Australia’s largest-ever privately financed transportation infrastructure project appears to be running on schedule. But two years into its construction, Brisbane’s $4.6-billion Airport Link highway is taking a financial toll on the project’s design-build team.
The 6.7-kilometer toll road is being built to link central Brisbane to its northern suburbs and airport district. The project includes twin 5.7-km-long tunnels set some 20 meters apart.
With more than $2.5 billion spent to date, the project is more than 60% complete, reports Raymond Wilson, chief executive of the road’s concessionaire, Brisconnections. “The pace of tunnel excavation is quickening. We have seen four tunnel breakthroughs in the last weeks,” he adds.
But his counterparts on the construction team are less ebullient. Wall King, the chief executive of Leighton Holdings Ltd., recently announced an $81-million “deterioration” in the tunnel project’s finances. He cited “access and engineering difficulties” as being troublesome. The contractors declined to elaborate.
Airport Link’s “disappointing” performance, added King, was about the only blot on the group’s horizon. Leighton’s sales forecast for this year is estimated at $19 billion, partly from two Airport Link contractors it controls.
Those contractors, Thiess Pty. Ltd., South Bank, and John Holland Group, Melbourne, have equal shares in the design-build project. The companies also will operate the highway. They were the main sponsors of Brisconnections when it won the 45-year design-build-finance-operate contract from the Queensland state government in 2008.

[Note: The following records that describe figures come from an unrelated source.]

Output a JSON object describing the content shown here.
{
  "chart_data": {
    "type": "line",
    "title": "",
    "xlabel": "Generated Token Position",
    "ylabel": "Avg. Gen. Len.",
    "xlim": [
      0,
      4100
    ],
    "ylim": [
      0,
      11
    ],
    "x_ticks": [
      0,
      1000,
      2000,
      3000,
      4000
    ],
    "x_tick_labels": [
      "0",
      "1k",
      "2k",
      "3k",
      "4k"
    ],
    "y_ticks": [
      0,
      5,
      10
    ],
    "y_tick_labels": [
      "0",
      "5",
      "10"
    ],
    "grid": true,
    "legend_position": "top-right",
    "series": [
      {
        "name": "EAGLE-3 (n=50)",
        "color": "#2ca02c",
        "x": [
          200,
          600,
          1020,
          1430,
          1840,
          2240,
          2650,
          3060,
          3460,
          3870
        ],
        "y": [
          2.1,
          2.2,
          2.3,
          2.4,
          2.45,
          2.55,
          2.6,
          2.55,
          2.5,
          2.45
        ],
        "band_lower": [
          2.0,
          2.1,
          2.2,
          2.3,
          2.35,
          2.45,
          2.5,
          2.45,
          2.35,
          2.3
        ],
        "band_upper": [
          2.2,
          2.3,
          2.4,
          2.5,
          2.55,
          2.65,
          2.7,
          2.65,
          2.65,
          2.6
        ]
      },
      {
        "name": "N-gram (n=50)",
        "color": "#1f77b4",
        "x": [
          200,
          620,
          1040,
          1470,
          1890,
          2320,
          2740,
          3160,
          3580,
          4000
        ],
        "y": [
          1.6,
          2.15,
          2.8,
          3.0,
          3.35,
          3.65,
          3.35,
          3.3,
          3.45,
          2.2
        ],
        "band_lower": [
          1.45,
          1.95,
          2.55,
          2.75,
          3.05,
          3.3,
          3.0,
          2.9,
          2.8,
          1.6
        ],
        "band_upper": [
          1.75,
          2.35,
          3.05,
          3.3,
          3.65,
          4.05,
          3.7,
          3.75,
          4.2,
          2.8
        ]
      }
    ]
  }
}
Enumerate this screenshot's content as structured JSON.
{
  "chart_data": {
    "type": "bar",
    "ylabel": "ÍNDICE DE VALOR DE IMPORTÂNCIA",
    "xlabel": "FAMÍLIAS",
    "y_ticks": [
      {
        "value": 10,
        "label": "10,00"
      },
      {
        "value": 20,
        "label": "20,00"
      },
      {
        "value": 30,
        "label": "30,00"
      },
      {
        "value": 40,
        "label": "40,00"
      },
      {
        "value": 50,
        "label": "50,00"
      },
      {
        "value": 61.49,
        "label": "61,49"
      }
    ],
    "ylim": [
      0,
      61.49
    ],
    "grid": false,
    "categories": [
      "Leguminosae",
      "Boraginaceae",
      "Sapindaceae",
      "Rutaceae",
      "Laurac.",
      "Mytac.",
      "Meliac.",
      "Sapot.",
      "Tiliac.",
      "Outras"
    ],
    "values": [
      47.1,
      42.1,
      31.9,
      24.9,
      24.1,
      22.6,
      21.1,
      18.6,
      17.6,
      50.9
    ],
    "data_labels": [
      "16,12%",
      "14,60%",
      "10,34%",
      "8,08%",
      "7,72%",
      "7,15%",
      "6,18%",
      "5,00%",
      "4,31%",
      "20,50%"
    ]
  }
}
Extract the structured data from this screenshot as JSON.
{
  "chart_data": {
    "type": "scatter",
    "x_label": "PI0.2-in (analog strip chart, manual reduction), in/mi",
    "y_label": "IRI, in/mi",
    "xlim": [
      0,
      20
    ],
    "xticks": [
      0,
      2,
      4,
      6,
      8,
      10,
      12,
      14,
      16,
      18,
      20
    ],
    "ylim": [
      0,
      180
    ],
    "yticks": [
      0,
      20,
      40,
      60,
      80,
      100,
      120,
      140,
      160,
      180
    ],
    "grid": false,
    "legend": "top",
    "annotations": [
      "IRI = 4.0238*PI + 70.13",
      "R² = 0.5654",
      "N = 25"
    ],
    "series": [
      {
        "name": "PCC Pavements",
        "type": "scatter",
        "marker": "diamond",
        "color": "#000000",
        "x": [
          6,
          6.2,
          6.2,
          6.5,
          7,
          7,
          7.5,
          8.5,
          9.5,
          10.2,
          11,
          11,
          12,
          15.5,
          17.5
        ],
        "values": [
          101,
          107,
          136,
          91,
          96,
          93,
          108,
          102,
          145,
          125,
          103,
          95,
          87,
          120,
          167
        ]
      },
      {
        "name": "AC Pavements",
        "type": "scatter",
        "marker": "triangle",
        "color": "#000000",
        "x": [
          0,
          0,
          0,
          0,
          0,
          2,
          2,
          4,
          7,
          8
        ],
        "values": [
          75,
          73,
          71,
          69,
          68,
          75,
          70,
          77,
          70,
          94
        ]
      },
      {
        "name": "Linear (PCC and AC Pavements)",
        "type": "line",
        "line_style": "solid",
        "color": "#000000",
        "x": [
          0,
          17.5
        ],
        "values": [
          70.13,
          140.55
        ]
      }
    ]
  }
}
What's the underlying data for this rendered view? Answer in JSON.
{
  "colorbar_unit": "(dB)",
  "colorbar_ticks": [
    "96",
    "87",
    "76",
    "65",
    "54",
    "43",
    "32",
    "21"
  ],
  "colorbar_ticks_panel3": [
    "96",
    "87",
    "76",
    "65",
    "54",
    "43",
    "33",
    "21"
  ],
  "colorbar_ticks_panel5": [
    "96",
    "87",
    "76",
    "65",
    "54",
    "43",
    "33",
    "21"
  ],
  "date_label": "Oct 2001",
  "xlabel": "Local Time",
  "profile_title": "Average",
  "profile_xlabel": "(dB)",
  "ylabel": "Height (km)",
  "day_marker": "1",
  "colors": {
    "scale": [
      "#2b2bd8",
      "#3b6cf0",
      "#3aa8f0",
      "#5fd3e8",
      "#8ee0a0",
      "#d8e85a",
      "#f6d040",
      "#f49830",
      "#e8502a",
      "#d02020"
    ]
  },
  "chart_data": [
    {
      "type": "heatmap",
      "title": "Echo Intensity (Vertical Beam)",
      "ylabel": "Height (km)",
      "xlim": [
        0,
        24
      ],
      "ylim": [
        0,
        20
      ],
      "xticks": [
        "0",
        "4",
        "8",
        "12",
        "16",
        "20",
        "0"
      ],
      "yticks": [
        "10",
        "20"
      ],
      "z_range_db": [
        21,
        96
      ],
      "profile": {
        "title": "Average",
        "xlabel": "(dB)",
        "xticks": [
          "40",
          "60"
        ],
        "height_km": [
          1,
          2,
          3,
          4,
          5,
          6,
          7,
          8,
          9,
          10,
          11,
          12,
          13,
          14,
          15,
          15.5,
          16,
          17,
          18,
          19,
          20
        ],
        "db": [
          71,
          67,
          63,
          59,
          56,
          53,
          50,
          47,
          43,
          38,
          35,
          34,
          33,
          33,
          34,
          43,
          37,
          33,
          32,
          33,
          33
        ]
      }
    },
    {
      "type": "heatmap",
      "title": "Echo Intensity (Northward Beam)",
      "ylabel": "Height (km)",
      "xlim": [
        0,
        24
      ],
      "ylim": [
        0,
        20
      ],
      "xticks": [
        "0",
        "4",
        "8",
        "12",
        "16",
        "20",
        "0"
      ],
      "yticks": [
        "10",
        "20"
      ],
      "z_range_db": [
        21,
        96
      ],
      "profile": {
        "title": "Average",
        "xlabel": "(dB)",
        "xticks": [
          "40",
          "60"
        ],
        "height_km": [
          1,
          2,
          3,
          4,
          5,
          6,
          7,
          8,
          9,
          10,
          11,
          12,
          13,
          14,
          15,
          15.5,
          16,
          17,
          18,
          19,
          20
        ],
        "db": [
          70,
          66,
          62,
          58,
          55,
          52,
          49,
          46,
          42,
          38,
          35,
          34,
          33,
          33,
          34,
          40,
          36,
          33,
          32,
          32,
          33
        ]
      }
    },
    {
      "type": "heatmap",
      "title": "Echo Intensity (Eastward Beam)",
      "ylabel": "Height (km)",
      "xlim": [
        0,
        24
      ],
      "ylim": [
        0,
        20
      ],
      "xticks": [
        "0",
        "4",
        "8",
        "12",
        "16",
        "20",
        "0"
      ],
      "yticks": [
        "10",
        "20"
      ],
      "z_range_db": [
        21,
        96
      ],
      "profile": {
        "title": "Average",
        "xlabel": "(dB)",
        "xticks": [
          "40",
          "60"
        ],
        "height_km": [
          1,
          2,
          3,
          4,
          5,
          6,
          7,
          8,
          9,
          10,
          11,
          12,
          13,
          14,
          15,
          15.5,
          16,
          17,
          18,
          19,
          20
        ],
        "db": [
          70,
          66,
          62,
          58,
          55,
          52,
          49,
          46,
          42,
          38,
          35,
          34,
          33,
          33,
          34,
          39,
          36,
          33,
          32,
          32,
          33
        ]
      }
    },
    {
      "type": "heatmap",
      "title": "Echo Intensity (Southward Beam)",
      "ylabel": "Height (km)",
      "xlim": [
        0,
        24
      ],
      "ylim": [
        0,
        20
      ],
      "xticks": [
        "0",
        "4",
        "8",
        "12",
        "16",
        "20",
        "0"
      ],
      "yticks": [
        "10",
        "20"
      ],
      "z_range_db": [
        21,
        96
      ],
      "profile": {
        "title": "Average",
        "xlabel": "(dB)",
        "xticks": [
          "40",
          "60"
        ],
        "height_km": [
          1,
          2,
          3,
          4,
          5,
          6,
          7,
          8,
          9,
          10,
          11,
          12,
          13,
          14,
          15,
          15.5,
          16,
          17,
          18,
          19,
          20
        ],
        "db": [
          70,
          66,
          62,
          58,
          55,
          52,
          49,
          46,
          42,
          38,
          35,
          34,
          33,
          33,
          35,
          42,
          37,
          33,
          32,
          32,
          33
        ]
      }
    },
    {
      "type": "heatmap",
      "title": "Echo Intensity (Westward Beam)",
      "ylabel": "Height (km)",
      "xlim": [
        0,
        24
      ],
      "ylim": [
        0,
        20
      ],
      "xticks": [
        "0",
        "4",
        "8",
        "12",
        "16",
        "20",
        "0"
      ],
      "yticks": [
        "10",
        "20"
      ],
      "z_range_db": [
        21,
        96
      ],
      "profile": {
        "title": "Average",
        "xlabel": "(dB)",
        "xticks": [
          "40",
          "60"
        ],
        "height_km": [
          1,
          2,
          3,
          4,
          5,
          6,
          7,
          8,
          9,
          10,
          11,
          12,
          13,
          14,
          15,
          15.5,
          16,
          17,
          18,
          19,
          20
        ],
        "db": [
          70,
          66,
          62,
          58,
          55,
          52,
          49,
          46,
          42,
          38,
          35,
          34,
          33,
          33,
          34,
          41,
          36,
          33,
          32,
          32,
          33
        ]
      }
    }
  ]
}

Thiess and John Holland signed a separate lump-sum, time-guaranteed construction contract with Brisconnections, valued at around $3.3 billion. Working on a June 2012 completion deadline, the team faces liquidated damages of up to $413 million for any delays.
The joint venture has deployed over a dozen road headers and two of the largest tunnel- boring machines ever seen in Australia. The two 12.48-m-dia German Herrenknecht earth-pressure-balance machines cost $43 million each, says a Brisconnections official.
The undisclosed and costly construction snags follow the Airport Link’s troubled launch, due largely to its innovative form of financing.
As typical, Brisconnections raised bank debt for nearly $3 billion of project financing. But rather than investing their own equity up front, Brisconnections’ shareholders raised over $1 billion through an initial public offering on the Australian stock exchange in July 2008.
Investors paid the equivalent of around $1 per share and committed to buying two more in the next year at the same price. But immediately, the share price tumbled on the stock exchange, causing institutional investors to bail out.
As the share value dwindled to almost zero, amateur investors piled in. It seems they were lured by Brisconnections’ promise of a first dividend of 5.7¢ per share, substantially more than the buying price.
According to Brisconnections’ public records, one investor bought more than 47 million shares for around $0.001 each. However, he also acquired the unaffordable liability of paying for the remaining two installments at the original $1 a share, totaling over $90 million.
Brisconnections later slashed the dividend to a small fraction of what it originally offered. Its management spent the first months of the project in legal warfare with investors. For a long time, lawyers were the Airport Link’s only financial beneficiaries.